« Connaître sert beaucoup pour inventer. » (Mme de Staël)

Gestes révélateurs au théâtre

Monsieur de Pourceaugnac et les médecins   À propos des gestes des comédiens de théâtre, Charles Dantzig écrit dans son Traité des gestes (Grasset, 2017) :

   « Les acteurs à gros jeu sont les plus populaires, car le public mal éduqué raffole inconsciemment du souvenir des farces du Moyen Age ; le remuement, de toute éternité, distrait ceux qui ne veulent pas comprendre. Type de jeu qui accompagne si souvent le théâtre de Molière. Depuis 1680[1] sont entrés au répertoire de la Comédie Française 1024 auteurs. Sur les 1024, le plus joué est Molière, 33 400 représentations. L’état du moliérisme de ce théâtre se remarque au fait que le suivant, Racine, n’a eu que 9 400 représentations. Disproportion extravagante montrant que Molière, c’est plus la France que Racine, ou plutôt, c’est plus les Français. Racine, c’est la France, Molière, c’est les Français. Gaudriole, pas d’effort, boum, boum badaboum. Le racinisme a peu de gestes. Quand Phèdre dit : « Que ces vains ornements, que ces voiles me pèsent », tout au plus fait-elle de petits battements des doigts près des joues, comme pour chasser des moustiques.
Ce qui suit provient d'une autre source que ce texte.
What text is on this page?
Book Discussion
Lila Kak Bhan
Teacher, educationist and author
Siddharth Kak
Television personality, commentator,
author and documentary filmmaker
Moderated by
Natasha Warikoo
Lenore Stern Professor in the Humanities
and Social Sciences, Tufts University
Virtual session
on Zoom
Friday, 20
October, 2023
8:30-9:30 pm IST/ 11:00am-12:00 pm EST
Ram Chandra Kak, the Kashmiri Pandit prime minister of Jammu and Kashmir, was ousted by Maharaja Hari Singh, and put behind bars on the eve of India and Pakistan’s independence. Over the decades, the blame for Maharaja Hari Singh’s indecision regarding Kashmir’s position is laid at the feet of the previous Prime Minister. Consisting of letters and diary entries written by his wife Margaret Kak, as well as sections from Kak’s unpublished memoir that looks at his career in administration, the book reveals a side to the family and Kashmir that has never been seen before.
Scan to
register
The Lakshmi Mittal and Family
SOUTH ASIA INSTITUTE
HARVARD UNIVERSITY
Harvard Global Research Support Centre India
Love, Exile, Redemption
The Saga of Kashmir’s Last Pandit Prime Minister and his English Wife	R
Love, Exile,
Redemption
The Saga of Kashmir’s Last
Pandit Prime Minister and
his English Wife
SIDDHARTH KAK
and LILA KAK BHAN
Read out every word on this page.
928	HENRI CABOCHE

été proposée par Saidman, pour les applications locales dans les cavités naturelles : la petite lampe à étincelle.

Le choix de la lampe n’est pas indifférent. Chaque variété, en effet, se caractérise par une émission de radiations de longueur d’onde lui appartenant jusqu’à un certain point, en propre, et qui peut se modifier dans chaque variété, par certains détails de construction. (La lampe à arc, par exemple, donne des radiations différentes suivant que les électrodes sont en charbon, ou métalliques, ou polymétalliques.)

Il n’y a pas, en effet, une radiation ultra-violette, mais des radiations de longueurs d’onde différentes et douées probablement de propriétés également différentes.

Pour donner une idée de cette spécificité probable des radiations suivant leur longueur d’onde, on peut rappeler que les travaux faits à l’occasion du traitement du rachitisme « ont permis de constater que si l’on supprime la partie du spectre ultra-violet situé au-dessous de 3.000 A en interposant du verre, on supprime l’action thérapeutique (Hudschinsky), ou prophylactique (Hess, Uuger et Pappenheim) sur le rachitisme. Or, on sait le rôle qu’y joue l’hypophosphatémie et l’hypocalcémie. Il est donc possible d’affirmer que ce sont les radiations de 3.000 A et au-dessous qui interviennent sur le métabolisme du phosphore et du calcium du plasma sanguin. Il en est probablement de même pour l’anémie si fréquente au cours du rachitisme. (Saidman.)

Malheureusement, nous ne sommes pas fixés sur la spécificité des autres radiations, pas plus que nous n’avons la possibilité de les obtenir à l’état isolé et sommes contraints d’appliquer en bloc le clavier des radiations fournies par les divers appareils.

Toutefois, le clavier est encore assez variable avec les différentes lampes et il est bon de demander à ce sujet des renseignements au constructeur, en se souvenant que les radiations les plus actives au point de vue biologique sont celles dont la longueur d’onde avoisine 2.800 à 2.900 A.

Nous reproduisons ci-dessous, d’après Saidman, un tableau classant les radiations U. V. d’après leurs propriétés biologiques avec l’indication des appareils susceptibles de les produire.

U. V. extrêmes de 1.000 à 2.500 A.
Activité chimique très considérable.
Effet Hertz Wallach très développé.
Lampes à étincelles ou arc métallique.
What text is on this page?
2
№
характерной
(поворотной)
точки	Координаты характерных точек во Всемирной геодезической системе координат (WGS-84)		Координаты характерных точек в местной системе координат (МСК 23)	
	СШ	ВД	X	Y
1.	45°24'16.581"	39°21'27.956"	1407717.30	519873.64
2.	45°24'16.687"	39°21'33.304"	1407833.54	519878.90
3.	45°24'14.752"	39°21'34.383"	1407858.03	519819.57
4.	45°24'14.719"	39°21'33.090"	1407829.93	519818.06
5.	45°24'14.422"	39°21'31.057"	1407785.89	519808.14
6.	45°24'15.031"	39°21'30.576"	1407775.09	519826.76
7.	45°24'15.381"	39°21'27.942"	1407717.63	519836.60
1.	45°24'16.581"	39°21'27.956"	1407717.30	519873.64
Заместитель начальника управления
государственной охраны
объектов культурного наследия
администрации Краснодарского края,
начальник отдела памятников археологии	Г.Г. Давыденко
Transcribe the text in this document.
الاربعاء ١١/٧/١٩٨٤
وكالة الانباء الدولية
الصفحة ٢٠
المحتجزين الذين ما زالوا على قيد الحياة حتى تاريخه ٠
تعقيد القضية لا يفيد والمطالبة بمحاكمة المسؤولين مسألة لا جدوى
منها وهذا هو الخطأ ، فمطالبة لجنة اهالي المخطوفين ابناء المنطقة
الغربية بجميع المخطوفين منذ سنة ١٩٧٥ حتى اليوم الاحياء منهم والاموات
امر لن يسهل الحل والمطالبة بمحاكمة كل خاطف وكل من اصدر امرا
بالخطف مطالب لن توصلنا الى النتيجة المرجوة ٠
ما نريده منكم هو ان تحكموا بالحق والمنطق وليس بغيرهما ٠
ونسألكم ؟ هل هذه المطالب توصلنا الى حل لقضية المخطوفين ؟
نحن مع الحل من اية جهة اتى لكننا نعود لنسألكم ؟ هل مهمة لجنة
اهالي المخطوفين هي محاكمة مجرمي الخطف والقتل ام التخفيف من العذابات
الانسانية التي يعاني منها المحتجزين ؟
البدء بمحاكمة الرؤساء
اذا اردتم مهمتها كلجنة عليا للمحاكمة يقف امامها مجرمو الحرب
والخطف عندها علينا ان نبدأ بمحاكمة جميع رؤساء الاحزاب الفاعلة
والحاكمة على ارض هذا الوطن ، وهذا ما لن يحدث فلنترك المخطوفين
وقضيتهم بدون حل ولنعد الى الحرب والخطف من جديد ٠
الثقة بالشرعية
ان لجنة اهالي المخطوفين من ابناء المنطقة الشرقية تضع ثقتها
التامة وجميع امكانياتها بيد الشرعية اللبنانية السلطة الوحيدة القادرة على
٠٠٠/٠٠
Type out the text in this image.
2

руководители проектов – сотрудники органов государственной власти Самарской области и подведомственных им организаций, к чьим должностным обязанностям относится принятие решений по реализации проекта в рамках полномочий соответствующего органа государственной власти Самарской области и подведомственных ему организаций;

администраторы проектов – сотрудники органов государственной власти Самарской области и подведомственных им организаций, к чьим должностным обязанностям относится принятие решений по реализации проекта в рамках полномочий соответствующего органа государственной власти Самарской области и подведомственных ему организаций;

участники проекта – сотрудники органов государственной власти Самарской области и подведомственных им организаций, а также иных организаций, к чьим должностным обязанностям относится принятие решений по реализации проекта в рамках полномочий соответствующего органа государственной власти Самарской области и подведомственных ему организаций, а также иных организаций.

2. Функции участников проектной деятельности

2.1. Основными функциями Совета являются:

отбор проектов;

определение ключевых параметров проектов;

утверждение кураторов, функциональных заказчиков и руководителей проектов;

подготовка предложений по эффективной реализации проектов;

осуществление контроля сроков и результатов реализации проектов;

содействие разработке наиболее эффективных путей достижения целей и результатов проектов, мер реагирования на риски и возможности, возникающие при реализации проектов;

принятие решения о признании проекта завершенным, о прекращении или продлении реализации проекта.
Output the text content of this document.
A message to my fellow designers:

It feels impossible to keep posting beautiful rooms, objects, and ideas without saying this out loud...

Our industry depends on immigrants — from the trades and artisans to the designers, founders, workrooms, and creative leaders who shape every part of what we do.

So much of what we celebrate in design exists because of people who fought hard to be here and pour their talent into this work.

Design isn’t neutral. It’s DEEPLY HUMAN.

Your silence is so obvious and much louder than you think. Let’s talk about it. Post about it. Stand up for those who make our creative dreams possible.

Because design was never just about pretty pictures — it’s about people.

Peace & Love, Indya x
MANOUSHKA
De Molière, je garde quelques fééries comme Monsieur de Pourceaugnac, et le Tartuffe qui suffirait pour sauver un auteur, avec son idée de geste géniale dans la scène du « cachez ce sein que je ne saurais voir » ; ce n’est pas une gauloiserie que Molière révèle, mais que le pouvoir est hypocrite. Grande, grande, grande idée. Le pouvoir a besoin d’hypocrisie pour endormir la révolte qu’engendre toute autorité, et quelle est sa manière ? la plus simple affectation de sincérité. Tartuffe a des gestes francs. Eh ! « Gros et gras, le teint frais, et la bouche vermeille. » Quand il tire le mouchoir pour que Dorine le cache, ce sein qu’elle ne cherchait pas à montrer, quel geste déployé il doit avoir ! »

 

[1] Date de création de la Comédie Française.